Stevens, 36, in his sixth season as head coach, might have taken a bit of Few's counsel during courtships by bigger schools during Butler's amazing 2010-11 run.
“We talk every once in a while,” says Few. “We talked a little bit when he had some decisions (to make). He's a great guy, an even better person than he is a coach.”
Both coaches were courted by Few's alma mater, Oregon, in 2010, but that's not their only tie. Butler's athletic director, Barry Collier, is a former assistant to Don Monson, a Zags season-ticket holder and the father of Dan Monson, who coached Gonzaga's Elite Eight team in 1999.
The cuddly-underdog theme doesn't apply to the teams' front lines. Gonzaga sometimes plays two 7-footers at once, and Few calls Butler “probably the most physical team you can play. It really comes down to your guys not getting frustrated.
”They probably do a better job than anybody of frustrating teams.
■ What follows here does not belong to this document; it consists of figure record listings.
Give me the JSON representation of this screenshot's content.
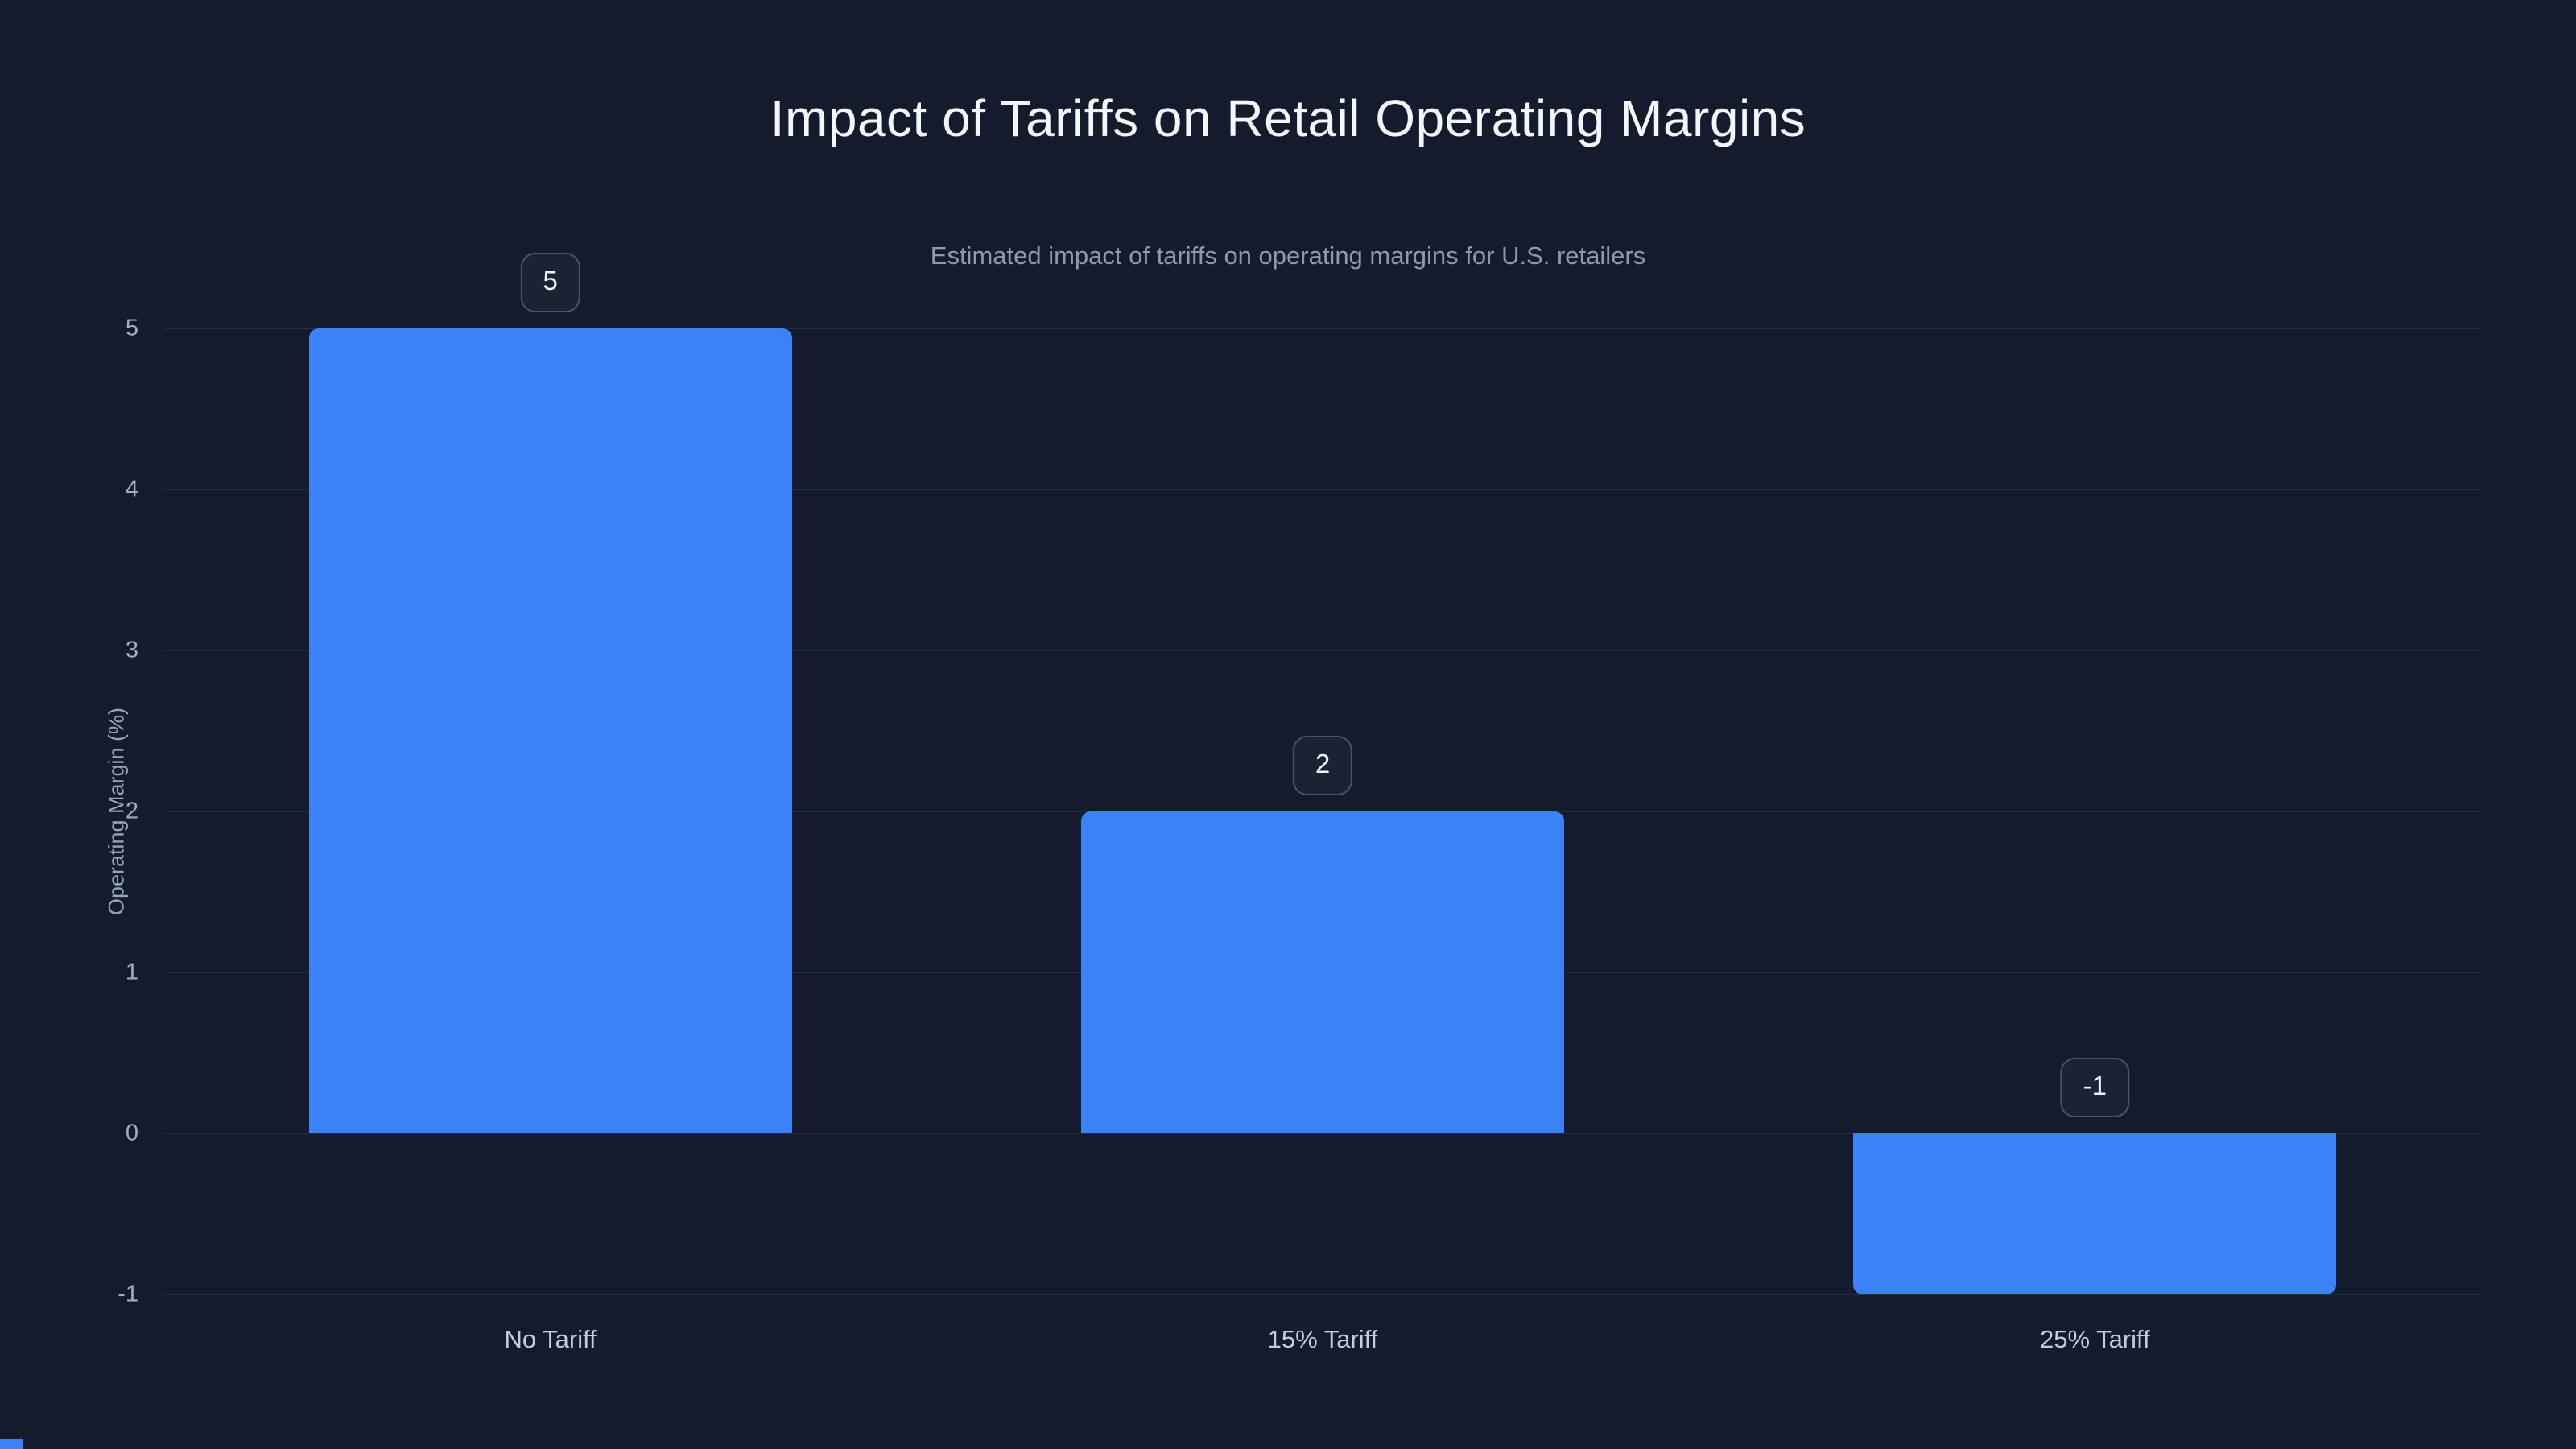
{
  "chart_data": {
    "type": "bar",
    "title": "Impact of Tariffs on Retail Operating Margins",
    "subtitle": "Estimated impact of tariffs on operating margins for U.S. retailers",
    "categories": [
      "No Tariff",
      "15% Tariff",
      "25% Tariff"
    ],
    "values": [
      5,
      2,
      -1
    ],
    "value_labels": [
      "5",
      "2",
      "-1"
    ],
    "xlabel": "",
    "ylabel": "Operating Margin (%)",
    "ylim": [
      -1,
      5
    ],
    "yticks": [
      5,
      4,
      3,
      2,
      1,
      0,
      -1
    ],
    "grid": true,
    "legend": false,
    "label_badges": true,
    "colors": {
      "bar": "#3b82f6",
      "background": "#131b2d",
      "title_text": "#f3f6fb",
      "subtitle_text": "#8d99ad",
      "tick_text": "#a3adc2",
      "gridline": "rgba(148,163,184,0.14)"
    }
  }
}
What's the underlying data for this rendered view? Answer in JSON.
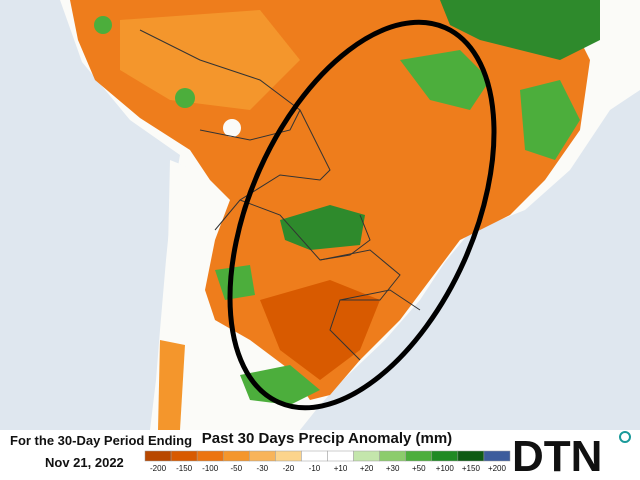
{
  "caption": {
    "period_line": "For the 30-Day Period Ending",
    "date": "Nov 21, 2022"
  },
  "legend": {
    "title": "Past 30 Days Precip Anomaly (mm)",
    "items": [
      {
        "label": "-200",
        "color": "#b84800"
      },
      {
        "label": "-150",
        "color": "#d85a00"
      },
      {
        "label": "-100",
        "color": "#ec7410"
      },
      {
        "label": "-50",
        "color": "#f4962c"
      },
      {
        "label": "-30",
        "color": "#f8b45a"
      },
      {
        "label": "-20",
        "color": "#fcd48c"
      },
      {
        "label": "-10",
        "color": "#ffffff"
      },
      {
        "label": "+10",
        "color": "#ffffff"
      },
      {
        "label": "+20",
        "color": "#c4e6ac"
      },
      {
        "label": "+30",
        "color": "#8ccc6c"
      },
      {
        "label": "+50",
        "color": "#4cae3c"
      },
      {
        "label": "+100",
        "color": "#208a24"
      },
      {
        "label": "+150",
        "color": "#0e5a14"
      },
      {
        "label": "+200",
        "color": "#3c5c9c"
      }
    ]
  },
  "logo": {
    "text": "DTN"
  }
}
And they're absolutely terrific at executing what they want to execute, and then you start defending a certain way, and there's a counter.“
Stevens told The Indianapolis Star the GameDay appearance is a ”bucket list“ event. It's the first Butler game at Hinkle Fieldhouse — opened in 1928 and site of the filming of ”Hoosiers“ — featuring top-15 teams.
Butler won't be overawed. Under Stevens, the Bulldogs have beaten five top-10 teams, including then-No. 1 Indiana last month.
Gonzaga chartered to Indianapolis on Friday after a comfortable 71-49 win at Portland on Thursday night in which Few seemed to be mindful of keeping players fresh. Zags starters played 115 minutes, reserves 85.